CRC With Peritoneal Metastases: CRS-HIPEC Refinements

Liam Davenport

July 06, 2020

Patients with colorectal cancer (CRC) who have peritoneal metastases should only be treated in a specialized referral center and given systemic chemotherapy before cytoreductive surgery with hyperthermic intraperitoneal chemotherapy (CRS-HIPEC), suggest the results of several new studies in this relatively rare patient population.

The choice of intraperitoneal chemotherapy may not affect overall survival, with both oxaliplatin and mitomycin C "justified," researchers commented.

The studies were presented July 3 at the ESMO 22nd World Congress on Gastrointestinal Cancer, which was held virtually because of the coronavirus pandemic.

Monica M. Bertagnolli, MD, professor of surgery at Harvard Medical School and chief of the Division of Surgical Oncology at Brigham and Women's Hospital and Dana-Farber Cancer Institute, Boston, Massachusetts, discussed the presentations.

She explained that about 5% of patients with CRC present with peritoneal carcinomatosis (CRPC) and another 5% develop metachronous CRPC. Given the global burden of CRC, this means the estimated incidence of CRPC is about 180,000 cases worldwide every year.

Bertagnolli said that there is agreement that CRPC is "best managed in a specialty center" and that the "best long-term survival" is offered by cytoreductive surgery plus chemotherapy.

However, there is "controversy" over whether HIPEC or systemic therapy is the best chemotherapeutic approach, she said.

Indeed, a 2018 randomized trial concluded that HIPEC "does not improve survival over surgery alone and may increase complication rates," as previously reported by Medscape Medical News,

Bertagnolli said that there is also controversy as to what constitutes the optimum regimen, both for HIPEC and for systemic chemotherapy, with no consensus for the latter over whether to have neoadjuvant and adjuvant therapy or adjuvant therapy alone.

The four new studies, which were presented during a session on colorectal cancer, go some way to answering these questions, she commented, summarizing them as follows:

  • There was no significant difference in survival outcomes between HIPEC patients given mitomycin C vs those receiving oxaliplatin in a Dutch observational study.

  • The addition of adjuvant systemic chemotherapy after CRS-HIPEC  significantly improved overall survival when compared with active surveillance on a propensity score matched analysis of a Dutch nationwide registry.

  • Results from a centralized program in Barcelona underlined how optimal patient selection and defined clinical pathways and protocols can achieve excellent results.

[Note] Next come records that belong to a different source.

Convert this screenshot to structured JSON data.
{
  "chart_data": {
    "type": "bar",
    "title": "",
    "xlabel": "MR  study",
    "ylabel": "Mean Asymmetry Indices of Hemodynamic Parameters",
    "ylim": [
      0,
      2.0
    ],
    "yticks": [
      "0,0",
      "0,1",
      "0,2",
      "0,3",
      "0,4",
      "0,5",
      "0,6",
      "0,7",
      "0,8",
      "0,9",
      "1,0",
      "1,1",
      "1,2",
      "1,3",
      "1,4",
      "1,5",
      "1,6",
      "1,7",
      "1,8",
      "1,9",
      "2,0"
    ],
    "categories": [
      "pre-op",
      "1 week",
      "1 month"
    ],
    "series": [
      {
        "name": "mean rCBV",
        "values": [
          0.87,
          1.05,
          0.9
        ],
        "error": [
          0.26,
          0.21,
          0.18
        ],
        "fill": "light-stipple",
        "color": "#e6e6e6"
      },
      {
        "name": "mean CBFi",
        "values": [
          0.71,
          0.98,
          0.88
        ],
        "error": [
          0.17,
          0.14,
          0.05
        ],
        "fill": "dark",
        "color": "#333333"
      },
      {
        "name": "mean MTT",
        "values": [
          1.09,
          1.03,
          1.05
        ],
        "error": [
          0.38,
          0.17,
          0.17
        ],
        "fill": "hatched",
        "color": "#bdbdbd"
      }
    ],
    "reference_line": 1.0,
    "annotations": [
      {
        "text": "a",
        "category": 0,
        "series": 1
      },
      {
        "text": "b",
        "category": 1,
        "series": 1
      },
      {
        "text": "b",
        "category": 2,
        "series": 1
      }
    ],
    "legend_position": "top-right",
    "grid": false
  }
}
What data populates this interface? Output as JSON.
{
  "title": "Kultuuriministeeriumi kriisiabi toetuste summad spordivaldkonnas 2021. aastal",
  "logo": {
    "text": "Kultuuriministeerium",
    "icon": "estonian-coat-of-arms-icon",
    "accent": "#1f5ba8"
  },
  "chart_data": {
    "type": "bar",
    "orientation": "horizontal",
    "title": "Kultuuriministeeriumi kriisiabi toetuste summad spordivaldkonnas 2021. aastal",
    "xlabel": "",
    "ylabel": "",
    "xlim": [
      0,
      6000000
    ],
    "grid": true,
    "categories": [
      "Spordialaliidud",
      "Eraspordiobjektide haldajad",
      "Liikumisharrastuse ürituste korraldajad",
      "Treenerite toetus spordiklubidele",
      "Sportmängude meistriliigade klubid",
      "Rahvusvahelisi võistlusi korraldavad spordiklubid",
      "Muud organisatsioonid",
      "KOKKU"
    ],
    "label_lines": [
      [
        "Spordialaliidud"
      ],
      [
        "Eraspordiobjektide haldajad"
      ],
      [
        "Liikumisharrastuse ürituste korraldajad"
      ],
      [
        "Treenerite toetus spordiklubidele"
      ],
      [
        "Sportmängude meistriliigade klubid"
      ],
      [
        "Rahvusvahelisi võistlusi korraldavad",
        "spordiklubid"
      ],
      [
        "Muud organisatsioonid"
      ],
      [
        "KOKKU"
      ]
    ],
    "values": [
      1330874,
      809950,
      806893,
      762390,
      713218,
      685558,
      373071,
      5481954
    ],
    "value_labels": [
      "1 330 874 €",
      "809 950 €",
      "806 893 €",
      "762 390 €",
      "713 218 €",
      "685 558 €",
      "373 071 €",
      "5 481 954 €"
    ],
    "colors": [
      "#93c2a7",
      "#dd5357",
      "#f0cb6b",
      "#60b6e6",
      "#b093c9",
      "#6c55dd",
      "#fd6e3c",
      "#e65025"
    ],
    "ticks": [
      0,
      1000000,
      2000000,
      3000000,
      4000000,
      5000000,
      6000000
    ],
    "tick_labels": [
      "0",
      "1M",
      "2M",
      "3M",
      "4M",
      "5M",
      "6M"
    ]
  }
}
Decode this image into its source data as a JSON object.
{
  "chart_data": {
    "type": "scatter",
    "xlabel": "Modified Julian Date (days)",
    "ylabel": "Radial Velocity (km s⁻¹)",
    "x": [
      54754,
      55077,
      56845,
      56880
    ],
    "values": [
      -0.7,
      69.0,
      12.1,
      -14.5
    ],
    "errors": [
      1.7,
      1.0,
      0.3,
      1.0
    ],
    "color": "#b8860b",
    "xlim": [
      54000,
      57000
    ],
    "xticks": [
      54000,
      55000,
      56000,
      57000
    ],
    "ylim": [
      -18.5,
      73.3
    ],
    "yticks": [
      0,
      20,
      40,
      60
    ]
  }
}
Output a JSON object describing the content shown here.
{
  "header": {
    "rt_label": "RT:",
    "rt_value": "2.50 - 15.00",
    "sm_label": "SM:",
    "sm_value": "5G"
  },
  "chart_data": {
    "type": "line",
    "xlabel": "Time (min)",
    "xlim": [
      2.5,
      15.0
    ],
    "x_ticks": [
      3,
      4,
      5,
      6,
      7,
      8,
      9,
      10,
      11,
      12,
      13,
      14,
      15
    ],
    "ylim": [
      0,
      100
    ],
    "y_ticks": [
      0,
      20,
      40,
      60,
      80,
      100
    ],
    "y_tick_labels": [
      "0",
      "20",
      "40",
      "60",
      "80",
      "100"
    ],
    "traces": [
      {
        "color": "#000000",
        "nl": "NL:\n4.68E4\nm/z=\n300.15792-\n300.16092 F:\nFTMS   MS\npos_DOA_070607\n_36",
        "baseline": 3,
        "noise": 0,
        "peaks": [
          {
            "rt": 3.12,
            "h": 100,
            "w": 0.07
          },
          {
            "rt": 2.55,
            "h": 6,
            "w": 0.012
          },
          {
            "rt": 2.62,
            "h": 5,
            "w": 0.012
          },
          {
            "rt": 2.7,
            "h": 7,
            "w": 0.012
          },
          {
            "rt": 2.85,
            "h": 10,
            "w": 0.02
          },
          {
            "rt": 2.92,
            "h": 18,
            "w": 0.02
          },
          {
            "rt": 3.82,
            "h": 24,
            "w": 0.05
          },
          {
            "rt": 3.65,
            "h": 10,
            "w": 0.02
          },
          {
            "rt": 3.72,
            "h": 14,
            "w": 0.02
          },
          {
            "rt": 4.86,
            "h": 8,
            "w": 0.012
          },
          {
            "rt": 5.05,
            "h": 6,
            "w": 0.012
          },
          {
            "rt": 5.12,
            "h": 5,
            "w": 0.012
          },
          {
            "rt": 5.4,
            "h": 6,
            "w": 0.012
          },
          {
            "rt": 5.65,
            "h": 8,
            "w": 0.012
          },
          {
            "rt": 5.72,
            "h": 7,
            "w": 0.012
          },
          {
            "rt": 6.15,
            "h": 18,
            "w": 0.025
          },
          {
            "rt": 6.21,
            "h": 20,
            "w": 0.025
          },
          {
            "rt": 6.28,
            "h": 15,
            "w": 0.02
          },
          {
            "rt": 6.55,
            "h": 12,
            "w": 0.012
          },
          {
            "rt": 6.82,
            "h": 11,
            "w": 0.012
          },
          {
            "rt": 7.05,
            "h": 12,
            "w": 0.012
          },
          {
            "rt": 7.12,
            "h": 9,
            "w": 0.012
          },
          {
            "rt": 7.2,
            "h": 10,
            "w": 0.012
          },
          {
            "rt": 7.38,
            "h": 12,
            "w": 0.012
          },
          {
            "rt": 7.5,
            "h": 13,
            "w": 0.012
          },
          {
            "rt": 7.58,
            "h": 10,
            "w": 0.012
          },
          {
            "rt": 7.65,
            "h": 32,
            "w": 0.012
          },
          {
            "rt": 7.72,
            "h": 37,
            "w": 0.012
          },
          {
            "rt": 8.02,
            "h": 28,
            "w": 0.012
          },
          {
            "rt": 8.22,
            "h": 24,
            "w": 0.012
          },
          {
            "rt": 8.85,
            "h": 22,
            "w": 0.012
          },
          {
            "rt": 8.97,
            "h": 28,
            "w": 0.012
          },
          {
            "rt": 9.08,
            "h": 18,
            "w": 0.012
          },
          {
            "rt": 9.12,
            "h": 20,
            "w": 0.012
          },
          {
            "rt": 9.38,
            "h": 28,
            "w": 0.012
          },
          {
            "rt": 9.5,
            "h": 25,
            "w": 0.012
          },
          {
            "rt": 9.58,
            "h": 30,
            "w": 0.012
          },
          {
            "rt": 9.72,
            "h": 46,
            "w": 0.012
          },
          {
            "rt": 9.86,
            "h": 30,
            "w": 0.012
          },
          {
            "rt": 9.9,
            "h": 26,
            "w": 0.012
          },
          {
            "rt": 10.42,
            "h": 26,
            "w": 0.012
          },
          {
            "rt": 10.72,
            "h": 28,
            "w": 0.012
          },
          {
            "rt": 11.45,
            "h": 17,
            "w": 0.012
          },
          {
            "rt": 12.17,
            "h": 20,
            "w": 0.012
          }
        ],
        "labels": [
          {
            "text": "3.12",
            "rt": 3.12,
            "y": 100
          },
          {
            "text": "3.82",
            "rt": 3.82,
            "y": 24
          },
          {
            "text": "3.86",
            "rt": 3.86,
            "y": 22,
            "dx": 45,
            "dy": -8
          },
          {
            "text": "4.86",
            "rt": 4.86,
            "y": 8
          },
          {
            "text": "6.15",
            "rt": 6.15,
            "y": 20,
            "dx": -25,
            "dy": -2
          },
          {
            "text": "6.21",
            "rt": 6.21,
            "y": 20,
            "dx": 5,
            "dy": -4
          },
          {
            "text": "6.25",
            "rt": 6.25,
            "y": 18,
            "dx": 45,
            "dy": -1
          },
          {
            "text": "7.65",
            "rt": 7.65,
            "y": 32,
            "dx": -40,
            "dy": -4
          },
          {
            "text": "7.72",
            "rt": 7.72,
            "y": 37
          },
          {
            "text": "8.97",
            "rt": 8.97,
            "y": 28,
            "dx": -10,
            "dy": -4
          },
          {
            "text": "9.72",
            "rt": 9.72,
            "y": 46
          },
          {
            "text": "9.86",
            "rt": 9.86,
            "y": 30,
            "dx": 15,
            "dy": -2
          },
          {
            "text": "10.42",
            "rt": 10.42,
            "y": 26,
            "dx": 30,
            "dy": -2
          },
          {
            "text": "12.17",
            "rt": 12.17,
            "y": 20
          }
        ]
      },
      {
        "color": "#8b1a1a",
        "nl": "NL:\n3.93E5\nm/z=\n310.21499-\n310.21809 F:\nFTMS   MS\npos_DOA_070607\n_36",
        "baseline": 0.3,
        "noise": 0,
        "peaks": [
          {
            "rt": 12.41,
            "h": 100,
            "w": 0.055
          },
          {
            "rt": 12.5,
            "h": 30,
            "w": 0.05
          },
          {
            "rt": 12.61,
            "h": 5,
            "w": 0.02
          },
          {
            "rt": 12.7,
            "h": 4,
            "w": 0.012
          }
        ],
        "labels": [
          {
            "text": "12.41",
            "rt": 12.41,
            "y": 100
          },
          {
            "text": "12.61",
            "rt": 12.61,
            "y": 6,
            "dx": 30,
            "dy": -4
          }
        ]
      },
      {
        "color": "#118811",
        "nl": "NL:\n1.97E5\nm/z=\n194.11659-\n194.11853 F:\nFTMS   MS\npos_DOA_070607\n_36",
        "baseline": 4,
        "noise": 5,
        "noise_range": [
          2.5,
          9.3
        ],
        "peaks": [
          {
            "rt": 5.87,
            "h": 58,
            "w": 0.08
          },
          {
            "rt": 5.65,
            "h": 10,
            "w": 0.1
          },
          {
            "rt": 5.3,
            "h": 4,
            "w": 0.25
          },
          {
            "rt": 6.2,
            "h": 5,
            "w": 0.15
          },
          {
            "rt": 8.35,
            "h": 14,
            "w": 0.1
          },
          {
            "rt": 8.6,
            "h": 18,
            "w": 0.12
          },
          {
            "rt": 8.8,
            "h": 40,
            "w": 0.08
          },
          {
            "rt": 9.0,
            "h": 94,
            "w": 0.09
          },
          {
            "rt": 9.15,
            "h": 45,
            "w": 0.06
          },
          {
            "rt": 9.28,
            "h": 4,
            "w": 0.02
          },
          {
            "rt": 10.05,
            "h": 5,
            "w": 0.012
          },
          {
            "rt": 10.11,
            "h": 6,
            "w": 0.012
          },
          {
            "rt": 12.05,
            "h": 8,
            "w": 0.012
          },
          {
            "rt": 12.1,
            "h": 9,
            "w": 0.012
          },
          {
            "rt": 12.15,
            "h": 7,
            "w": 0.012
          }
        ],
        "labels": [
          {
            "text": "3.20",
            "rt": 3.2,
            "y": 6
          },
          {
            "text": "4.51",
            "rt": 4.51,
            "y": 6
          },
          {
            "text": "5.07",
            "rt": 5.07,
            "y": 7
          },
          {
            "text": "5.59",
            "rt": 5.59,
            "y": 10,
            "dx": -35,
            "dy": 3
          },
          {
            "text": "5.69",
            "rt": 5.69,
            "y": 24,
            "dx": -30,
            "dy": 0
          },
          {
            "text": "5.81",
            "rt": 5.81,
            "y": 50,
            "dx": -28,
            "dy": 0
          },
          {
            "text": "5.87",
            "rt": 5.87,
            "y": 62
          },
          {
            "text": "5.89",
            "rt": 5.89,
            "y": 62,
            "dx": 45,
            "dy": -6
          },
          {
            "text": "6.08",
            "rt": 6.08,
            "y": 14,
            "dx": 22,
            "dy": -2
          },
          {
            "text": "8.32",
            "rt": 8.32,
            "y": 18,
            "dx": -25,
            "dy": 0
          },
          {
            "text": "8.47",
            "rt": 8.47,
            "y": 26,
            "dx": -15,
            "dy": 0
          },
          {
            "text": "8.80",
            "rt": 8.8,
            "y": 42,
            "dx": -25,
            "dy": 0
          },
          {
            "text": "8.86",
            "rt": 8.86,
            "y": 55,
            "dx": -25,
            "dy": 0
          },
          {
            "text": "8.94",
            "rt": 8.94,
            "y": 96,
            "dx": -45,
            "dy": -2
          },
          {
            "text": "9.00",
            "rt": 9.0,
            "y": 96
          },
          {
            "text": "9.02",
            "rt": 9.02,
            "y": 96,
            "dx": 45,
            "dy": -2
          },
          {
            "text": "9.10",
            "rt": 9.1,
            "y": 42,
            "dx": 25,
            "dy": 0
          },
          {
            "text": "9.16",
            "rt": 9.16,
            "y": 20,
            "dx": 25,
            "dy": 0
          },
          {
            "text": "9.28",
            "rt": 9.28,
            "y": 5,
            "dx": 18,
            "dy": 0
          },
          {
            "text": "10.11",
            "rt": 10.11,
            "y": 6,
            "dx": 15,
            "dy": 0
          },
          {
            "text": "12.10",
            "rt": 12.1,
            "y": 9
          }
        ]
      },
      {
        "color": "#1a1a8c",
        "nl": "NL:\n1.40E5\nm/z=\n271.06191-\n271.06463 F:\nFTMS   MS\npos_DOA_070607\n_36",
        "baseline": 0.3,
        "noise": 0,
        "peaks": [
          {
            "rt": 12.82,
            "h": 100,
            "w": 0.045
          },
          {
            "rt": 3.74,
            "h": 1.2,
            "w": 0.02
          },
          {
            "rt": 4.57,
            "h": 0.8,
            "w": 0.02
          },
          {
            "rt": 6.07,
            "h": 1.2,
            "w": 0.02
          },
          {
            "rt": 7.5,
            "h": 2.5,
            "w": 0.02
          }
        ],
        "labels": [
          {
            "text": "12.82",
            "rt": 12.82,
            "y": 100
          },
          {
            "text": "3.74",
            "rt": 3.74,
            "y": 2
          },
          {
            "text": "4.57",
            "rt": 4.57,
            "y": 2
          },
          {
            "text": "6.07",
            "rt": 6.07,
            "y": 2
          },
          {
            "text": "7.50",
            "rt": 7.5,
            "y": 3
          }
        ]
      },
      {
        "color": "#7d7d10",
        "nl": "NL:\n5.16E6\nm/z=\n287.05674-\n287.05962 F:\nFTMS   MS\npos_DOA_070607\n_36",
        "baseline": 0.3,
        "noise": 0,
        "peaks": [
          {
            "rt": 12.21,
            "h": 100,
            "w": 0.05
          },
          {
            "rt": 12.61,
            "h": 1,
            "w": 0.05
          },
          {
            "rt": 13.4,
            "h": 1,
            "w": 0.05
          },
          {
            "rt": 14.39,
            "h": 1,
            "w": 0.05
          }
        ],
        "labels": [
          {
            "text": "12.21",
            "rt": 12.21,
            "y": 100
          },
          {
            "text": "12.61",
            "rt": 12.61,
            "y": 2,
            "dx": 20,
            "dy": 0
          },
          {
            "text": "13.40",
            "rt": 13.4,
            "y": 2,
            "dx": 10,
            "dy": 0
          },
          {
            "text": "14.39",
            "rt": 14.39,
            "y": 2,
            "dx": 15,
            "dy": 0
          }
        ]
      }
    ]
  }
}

The team reported a median overall survival after CRS-HIPEC of almost 43 months in patients with peritoneal CRC metastases.

  • Pilot phase results from the ongoing randomized phase 3 trial known as CAIRO6, which is comparing CRS-HIPEC plus perioperative systemic therapy vs CRS-HIPEC alone, indicated the systemic therapy induces radiological and pathological tumor responses.

Bertagnolli said these "outstanding clinical researchers" should be congratulated for their "dedicated focus on this challenging colorectal cancer disease subset."

"The results today show us that by standardizing treatment, tracking outcomes, and collaborating to conduct high-quality clinical trials, we can expect to see a better future of outcomes for these special patients," she added.

Commenting on the presentations via Twitter, Pashtoon Kasi, MD, MS, a gastrointestinal oncologist at the University of Iowa Holden Comprehensive Cancer Center in Iowa City, said that he has "always been impressed with the overall survival" reported in this patient population, and adding that the design and conduct of the CAIRO6 pilot study was "truly worth applauding."

https://twitter.com/pashtoonkasi/status/1279100026363486209?s=21

 

Details of the CAIRO6 Pilot Results

The data from the CAIRO6 trial come from a pilot phase of this study reported at the meeting by Koen P. Rovers, MD, Department of Surgery, Catharina Hospital, Eindhoven, the Netherlands.

In explaining the background to this trial, he noted that there have been "no randomized trials on perioperative systemic therapy for isolated resectable colorectal peritoneal metastases."

Consequently, there is a "wide variety in its administration and timing" between countries, hospitals, and even physicians. There are also a number of major concerns, he said, including that neoadjuvant therapy "may lead to high progression rates and secondary inoperability," and increase the postoperative morbidity of an "already intensive" surgery.

As there were also concerns over the difficulty of enrolling patients, the team conducted a pilot phase of the CAIRO6 open-label, parallel-group, randomized superiority trial, involving all nine Dutch tertiary referral centers.

They recruited patients with pathologically proven peritoneal metastases of non-appendiceal colorectal adenocarcinoma, who had resectable disease on laparoscopy or laparotomy and who had not undergone systemic therapy in the past 6 months or previous CRS-HIPEC.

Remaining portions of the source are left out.